Kagyu Samye Dzong kitchen
Kagyu Samye Dzong Glasgow
Kagyu Samye Dzong Glasgow
Kagyu Samye Dzong kitchen

Over the new year weekend I went to the inaugural Glasgow Zen Group retreat, or sesshin, at Kagyu Samye Dzong in Glasgow’s west end. Every morning up at half past five to start the day with one and a half hours zazen meditation before breakfast during the holiday may not be many people’s idea of fun, but as a zazen practitioner in it for the long run it was right up my street. A great way to start the day! It is so fortunate to have such a positive group and encouraging teacher John Fraser. To get away from the hussle and bussle of everyday routine for even a small number of days and meditate and study zen philosophy is very nourishing and revitalising for my general mindset and approach as an artist. Zazen meditation is not an escape, but actually means facing up to the world so zen practice for me is invaluable in being able to fully experience the world around me, so is a real gift artistically!

I enjoyed sharing in Tenzo responsibilities as chef preparing the main meal of the day at lunchtime. With much appreciated help we cooked chahan type rice dishes, miso soup ( a simple tasty one was with egg and onion) and sides such as tofu with grated ginger and spring onion or Japanese salads. Genmai (brown rice) worked really well in a chahan with wasabi and shoyu (soy sauce) sauce and various veg, and also with asparagus and sweet potato. Other handy ingredients for these dishes to have in your supply at home are mirin, brown rice vinegar, fish dashi stock, katsuobushi grated fish, miso, sake, sesame (to be grated), wakame and konbu seaweeds. There are quite a few bits and pieces but the cooking methods I’ve picked up from my partners family in Japan are generally pretty quick. For me cooking is a pleasure but also a kind of training, not entirely unlike the creative artistic process. One type of action has consequence on the next.

How to Cook Your Life – from the Zen Kitchen to Enlightenment

I was kindly recommended Dogen’s Instructions for the Zen Cook (written in Spring 1237 at Kosho-ji, which I visited and made artwork from in 2002/03, ‘for followers of the way in succeeding generations’) with commentary by Kosho Uchiyama Roshi, ‘How to Cook Your Life – from the Zen Kitchen to Enlightenment’, which has been really easy to read and enjoyable so far. Here are some exerpts:

Do not get carried away by the sounds of Spring, nor become heavy-hearted upon seeing the colours of fall. View the changes of the seasons as a whole, and weigh the relativeness of light and heavy from a broad perspective… If only we could step back to carefully reflect… our lives would naturally become one with our work. Doing so is the means whereby we turn things even while simultaneously we are being turned by them.

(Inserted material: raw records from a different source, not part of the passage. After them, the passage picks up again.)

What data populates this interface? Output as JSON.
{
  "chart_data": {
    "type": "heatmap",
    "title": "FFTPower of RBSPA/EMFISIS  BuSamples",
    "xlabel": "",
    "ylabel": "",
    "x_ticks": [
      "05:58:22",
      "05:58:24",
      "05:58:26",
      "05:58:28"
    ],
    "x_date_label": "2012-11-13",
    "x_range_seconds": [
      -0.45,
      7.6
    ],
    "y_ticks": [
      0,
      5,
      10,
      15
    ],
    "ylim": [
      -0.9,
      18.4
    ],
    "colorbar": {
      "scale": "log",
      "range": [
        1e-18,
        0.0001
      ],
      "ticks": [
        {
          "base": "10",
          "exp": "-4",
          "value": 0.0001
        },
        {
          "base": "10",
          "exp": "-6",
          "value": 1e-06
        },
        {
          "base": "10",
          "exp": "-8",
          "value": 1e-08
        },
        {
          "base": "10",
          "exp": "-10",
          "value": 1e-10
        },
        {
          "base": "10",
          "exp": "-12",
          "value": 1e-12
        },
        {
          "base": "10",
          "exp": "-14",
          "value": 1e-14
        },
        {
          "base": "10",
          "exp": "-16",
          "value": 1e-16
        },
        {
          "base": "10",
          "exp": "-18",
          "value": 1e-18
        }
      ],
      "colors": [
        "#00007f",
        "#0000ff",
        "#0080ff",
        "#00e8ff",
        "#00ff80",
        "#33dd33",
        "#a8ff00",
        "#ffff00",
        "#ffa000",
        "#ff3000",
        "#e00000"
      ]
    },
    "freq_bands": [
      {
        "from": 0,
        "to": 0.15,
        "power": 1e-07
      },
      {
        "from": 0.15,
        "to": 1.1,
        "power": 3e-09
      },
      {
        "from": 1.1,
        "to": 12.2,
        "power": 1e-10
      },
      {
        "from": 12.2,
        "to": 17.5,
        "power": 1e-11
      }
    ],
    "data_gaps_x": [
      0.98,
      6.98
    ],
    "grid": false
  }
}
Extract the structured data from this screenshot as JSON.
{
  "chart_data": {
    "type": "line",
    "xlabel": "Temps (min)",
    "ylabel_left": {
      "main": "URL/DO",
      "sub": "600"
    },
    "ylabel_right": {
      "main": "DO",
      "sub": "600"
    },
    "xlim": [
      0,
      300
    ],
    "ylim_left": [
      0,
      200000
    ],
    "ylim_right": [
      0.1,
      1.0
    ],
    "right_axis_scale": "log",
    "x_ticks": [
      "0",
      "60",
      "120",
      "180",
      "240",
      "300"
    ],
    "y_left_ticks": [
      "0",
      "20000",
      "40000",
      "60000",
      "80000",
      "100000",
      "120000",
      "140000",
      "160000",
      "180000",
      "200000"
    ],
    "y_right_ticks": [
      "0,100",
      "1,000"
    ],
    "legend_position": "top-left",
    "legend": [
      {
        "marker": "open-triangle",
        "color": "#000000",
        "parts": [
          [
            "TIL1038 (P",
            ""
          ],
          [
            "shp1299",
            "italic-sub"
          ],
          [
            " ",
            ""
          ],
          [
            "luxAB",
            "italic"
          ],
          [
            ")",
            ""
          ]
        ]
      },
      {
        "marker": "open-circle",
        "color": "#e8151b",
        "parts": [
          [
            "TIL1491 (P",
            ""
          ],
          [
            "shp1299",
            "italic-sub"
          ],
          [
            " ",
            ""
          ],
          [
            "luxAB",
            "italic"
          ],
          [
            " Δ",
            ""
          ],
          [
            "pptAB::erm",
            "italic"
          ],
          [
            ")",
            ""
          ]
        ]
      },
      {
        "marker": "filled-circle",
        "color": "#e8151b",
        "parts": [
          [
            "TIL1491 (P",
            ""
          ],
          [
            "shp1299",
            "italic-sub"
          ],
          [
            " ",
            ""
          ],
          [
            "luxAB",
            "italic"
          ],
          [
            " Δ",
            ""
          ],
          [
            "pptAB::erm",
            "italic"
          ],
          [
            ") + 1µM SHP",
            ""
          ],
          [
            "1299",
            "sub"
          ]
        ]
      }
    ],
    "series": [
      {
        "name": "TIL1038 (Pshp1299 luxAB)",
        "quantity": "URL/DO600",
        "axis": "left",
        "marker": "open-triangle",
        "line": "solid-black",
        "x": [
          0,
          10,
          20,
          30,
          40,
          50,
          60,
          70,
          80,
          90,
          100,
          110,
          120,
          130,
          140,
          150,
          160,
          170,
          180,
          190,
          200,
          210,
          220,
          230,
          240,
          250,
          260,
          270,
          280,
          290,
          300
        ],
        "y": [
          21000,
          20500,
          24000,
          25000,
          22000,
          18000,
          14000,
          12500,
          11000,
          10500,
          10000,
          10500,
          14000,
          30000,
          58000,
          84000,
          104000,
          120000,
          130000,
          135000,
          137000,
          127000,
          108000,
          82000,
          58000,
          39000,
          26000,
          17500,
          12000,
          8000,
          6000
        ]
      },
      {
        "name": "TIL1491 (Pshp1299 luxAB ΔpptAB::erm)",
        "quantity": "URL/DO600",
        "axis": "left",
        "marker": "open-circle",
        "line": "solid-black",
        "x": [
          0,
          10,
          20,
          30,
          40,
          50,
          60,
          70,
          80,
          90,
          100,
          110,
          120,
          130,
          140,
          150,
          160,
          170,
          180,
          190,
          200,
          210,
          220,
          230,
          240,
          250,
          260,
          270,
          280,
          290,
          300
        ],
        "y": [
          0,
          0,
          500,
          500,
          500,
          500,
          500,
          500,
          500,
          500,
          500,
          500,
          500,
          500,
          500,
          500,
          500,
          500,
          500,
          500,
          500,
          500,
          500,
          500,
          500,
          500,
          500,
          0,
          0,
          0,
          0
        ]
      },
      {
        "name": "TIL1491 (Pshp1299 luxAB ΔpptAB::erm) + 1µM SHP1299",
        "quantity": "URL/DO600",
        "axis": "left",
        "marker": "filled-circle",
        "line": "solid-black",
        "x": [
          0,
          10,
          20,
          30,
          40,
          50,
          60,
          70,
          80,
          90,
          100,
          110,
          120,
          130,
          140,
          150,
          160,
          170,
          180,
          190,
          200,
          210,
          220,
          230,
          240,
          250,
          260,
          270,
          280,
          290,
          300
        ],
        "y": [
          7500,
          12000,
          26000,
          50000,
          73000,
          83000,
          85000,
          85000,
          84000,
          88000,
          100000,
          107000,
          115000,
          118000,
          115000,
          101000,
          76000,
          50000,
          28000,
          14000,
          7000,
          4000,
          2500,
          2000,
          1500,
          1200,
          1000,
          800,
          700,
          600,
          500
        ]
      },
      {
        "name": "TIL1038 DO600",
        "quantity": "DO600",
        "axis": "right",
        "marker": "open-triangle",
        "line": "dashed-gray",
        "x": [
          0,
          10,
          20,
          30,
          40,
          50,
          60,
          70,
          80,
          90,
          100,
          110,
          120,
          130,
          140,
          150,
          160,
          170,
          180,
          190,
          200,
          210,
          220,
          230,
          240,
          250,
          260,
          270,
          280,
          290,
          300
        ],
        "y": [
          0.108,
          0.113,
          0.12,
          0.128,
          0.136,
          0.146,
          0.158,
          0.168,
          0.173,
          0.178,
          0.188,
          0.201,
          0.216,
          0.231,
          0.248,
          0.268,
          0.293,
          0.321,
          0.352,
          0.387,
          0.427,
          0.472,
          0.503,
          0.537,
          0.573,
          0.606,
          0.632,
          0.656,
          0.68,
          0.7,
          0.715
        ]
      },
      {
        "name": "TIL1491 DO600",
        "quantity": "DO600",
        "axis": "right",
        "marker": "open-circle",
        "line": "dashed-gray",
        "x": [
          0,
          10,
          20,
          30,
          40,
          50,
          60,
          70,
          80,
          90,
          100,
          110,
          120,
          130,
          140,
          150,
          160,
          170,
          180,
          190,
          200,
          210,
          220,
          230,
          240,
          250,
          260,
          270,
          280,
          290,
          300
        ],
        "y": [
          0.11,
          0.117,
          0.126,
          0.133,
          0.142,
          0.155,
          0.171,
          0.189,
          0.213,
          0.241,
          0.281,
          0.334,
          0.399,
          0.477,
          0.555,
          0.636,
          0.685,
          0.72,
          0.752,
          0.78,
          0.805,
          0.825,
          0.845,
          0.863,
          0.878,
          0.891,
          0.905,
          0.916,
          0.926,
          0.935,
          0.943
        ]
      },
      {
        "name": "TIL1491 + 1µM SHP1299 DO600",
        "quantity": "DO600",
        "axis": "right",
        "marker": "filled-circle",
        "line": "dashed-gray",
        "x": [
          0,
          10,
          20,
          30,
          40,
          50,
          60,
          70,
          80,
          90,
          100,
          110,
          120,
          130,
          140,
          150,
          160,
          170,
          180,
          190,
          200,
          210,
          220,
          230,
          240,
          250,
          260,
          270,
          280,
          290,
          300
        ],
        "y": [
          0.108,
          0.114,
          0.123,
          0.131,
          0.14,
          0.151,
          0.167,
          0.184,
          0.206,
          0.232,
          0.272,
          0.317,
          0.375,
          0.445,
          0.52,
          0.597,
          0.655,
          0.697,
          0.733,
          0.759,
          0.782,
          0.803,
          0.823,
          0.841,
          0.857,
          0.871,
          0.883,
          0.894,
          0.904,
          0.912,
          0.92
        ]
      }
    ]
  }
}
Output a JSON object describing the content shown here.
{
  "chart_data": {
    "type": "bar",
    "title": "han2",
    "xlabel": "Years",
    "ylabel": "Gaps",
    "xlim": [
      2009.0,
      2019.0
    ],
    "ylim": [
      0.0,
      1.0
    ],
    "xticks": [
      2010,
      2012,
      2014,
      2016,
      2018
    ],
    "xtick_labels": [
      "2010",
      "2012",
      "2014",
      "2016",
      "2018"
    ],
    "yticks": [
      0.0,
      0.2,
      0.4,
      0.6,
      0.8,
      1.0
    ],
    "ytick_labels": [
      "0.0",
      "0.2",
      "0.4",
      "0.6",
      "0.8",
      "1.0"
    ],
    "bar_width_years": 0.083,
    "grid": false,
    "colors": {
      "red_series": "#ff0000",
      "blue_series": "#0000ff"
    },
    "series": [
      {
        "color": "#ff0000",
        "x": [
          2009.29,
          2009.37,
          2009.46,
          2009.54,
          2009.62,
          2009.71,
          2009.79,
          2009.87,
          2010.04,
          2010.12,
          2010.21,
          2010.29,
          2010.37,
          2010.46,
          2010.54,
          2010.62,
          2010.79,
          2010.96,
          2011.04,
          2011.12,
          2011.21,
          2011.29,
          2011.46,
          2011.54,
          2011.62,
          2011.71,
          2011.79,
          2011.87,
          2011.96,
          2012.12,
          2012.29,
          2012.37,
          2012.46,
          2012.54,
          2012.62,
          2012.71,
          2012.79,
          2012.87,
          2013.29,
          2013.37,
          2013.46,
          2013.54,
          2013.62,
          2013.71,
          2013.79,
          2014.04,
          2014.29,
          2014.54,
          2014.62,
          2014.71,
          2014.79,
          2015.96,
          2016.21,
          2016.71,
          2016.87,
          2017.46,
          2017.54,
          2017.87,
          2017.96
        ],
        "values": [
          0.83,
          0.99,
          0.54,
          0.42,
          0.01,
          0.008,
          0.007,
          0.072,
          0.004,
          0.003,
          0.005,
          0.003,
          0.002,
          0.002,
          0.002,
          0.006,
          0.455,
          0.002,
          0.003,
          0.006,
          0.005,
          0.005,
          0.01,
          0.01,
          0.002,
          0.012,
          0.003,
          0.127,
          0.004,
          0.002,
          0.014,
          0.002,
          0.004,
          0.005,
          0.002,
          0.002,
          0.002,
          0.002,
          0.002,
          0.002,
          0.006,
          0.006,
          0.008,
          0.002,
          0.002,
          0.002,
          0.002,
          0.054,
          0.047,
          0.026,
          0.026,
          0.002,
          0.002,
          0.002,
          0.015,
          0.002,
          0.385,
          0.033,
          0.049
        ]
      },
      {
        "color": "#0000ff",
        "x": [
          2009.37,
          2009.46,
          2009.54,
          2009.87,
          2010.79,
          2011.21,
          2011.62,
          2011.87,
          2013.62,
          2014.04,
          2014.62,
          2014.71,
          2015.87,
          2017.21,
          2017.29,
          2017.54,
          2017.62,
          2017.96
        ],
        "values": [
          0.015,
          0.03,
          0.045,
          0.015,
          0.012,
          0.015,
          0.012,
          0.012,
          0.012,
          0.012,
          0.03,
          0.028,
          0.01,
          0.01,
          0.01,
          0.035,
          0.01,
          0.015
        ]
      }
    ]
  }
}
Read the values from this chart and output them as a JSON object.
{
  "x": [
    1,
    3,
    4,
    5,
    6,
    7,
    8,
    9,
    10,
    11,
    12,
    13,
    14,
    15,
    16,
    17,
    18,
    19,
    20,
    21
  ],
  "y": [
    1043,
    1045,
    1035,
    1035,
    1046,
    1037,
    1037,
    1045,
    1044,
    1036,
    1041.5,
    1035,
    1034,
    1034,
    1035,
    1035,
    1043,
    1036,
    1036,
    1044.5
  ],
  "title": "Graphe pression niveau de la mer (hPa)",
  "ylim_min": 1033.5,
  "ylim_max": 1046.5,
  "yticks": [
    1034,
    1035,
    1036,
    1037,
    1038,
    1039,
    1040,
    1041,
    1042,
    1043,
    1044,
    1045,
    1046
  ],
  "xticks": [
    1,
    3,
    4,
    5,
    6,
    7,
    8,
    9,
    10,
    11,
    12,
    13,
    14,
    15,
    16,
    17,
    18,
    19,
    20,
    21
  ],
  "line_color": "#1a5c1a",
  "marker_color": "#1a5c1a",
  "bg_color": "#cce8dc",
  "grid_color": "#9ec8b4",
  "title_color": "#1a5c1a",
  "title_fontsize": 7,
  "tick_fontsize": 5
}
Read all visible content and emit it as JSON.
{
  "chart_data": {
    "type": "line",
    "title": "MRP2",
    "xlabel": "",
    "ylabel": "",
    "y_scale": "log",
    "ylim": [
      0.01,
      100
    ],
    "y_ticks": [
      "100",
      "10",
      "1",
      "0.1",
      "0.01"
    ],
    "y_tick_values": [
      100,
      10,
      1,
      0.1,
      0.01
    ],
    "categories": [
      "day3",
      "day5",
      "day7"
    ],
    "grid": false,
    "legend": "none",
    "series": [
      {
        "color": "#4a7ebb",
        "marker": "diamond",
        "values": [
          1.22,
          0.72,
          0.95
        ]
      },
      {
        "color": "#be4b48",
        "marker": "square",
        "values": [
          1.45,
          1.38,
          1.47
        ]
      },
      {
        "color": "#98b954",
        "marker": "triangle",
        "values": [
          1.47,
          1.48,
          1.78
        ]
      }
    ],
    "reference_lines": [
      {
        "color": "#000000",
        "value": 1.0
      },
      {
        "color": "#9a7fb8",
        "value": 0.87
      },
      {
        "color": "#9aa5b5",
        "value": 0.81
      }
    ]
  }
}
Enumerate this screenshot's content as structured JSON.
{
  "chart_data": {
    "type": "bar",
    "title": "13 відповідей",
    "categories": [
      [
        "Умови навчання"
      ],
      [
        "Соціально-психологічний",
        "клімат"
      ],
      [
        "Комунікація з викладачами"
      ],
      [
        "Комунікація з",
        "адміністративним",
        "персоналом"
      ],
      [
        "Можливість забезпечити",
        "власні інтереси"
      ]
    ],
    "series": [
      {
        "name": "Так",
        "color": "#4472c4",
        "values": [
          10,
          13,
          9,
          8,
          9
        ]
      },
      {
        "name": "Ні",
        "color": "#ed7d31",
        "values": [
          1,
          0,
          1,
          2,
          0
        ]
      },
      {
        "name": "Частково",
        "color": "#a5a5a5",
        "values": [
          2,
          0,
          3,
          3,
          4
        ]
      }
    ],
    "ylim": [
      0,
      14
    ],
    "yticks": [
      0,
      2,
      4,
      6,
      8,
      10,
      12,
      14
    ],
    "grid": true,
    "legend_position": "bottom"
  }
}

We studied Komyo (Brightness), and discussed various things including the freeness of Eastern space as opposed to how we imagine space as a ‘Newtonian container’. Light and space are interchangeable as are emptiness and space – and space has a texture, and as I would tell any drawing and painting students, it is not a catalogue of disconnected objects with voids or vacuums in between. When I left the retreat on Tuesday the 3rd January, the city was being hit by hurricane force winds, even the Kagyu Samye Dzong kitchen window and huge pots had been blown over!